Figure 6. Cerebral atrophy in MSUD.

A series of T2-weighted axial images from an MSUD participant who experienced poor metabolic control early in life (upper panel) and an age-matched control (lower panel) show the cerebral atrophy observed in some older patients who experienced prolonged amino acid imbalances during infancy or long periods of poor longitudinal metabolic control. There is a general loss of brain tissue at every level of the neturaxis, visible as thinner cortical gyri and cerebellar fossa, prominent sulci, and expansion of the perivascular spaces, particularly evident near the cortical surface and temporal lobes.

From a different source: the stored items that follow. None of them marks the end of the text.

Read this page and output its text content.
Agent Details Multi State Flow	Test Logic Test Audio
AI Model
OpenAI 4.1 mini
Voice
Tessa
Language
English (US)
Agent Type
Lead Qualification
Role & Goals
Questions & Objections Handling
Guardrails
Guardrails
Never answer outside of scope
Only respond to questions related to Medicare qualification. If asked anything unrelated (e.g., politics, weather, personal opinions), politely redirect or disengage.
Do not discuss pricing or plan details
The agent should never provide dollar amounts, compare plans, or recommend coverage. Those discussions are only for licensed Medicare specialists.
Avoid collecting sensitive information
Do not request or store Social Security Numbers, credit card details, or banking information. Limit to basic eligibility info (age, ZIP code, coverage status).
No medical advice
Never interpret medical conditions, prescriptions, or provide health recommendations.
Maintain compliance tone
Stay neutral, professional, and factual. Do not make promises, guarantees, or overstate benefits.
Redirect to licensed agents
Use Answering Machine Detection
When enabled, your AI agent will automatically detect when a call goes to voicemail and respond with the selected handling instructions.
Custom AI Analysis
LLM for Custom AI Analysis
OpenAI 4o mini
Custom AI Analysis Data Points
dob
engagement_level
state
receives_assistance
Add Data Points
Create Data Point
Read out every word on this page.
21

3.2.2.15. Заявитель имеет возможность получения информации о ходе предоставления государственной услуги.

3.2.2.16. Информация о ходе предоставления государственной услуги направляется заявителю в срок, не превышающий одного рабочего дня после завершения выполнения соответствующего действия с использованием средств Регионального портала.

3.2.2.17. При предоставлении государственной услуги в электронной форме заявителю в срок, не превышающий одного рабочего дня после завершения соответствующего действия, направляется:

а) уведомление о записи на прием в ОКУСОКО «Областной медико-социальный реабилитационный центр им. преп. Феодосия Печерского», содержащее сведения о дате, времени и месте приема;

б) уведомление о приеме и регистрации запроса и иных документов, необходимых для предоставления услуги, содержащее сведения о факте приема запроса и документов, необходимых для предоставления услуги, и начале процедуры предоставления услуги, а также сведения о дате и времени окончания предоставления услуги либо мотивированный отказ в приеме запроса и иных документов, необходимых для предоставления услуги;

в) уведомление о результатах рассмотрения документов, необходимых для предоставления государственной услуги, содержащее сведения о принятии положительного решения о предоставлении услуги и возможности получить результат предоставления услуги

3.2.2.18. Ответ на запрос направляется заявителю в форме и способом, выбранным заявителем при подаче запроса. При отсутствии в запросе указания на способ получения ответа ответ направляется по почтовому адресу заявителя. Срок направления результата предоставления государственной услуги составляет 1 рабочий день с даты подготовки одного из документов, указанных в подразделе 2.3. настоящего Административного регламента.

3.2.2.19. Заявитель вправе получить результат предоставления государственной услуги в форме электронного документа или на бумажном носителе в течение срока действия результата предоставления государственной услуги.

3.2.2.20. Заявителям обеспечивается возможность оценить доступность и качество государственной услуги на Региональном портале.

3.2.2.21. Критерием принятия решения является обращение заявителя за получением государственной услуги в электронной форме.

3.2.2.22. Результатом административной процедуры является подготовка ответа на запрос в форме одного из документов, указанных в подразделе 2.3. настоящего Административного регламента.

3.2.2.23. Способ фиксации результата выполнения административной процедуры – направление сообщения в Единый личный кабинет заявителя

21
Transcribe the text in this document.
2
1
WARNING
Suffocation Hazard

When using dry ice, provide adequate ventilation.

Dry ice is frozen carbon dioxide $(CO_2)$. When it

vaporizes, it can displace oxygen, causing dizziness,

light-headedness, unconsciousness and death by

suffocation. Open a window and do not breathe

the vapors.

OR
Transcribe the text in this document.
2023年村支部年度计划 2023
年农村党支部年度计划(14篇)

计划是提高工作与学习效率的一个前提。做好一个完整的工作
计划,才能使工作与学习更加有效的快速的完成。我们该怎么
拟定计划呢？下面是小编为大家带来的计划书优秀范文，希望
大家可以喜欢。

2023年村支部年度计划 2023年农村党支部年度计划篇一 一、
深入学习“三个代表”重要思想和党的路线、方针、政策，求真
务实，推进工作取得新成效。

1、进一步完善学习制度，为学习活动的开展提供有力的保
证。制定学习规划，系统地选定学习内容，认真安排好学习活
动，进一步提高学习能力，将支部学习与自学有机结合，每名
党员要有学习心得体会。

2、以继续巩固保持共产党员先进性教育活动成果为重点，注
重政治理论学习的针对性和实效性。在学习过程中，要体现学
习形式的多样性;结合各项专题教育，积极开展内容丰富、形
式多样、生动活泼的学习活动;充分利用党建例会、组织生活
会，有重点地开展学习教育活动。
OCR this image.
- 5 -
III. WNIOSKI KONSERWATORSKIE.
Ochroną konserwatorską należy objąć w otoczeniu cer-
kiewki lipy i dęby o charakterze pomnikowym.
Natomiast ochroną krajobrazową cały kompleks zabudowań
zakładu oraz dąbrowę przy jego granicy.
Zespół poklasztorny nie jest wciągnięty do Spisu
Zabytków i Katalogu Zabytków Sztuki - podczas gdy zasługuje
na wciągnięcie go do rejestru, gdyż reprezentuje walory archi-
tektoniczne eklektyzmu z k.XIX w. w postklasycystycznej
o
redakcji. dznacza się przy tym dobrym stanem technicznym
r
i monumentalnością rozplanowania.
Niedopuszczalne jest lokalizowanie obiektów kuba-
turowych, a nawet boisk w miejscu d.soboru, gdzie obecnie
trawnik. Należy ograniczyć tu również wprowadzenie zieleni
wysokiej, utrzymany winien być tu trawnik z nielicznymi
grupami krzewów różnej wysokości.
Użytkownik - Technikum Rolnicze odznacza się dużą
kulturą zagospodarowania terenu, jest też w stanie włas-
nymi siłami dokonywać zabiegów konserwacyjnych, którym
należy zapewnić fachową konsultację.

Figure 7. Historical improvement in cerebral valine nutrition.

Improved dietary management has resulted in a trend of an increasing ratio of valine (val) to the other BCAAs (isoleucine, leucine, allo-isoleucine [allo]) competing for transport across the blood brain barrier. *P < 0.05. Error bars represent mean ± SD.

Figure 8. MRS methods.

Regions of interest for quantitative MRS were placed in the left basal ganglia (A, left), prefrontal and anterior cingulate cortices (middle), and right parietal centrum semiovale white matter (right). Sample resulting MRS spectra from the anterior cingulated cortex of a control (B, left) and MSUD patient (B, right) demonstrate a relative decrease in glutamate (Glu), creatine (Cre), and NAA peaks. The choline peak (Cho) is also labeled in the spectra from the MSUD patient.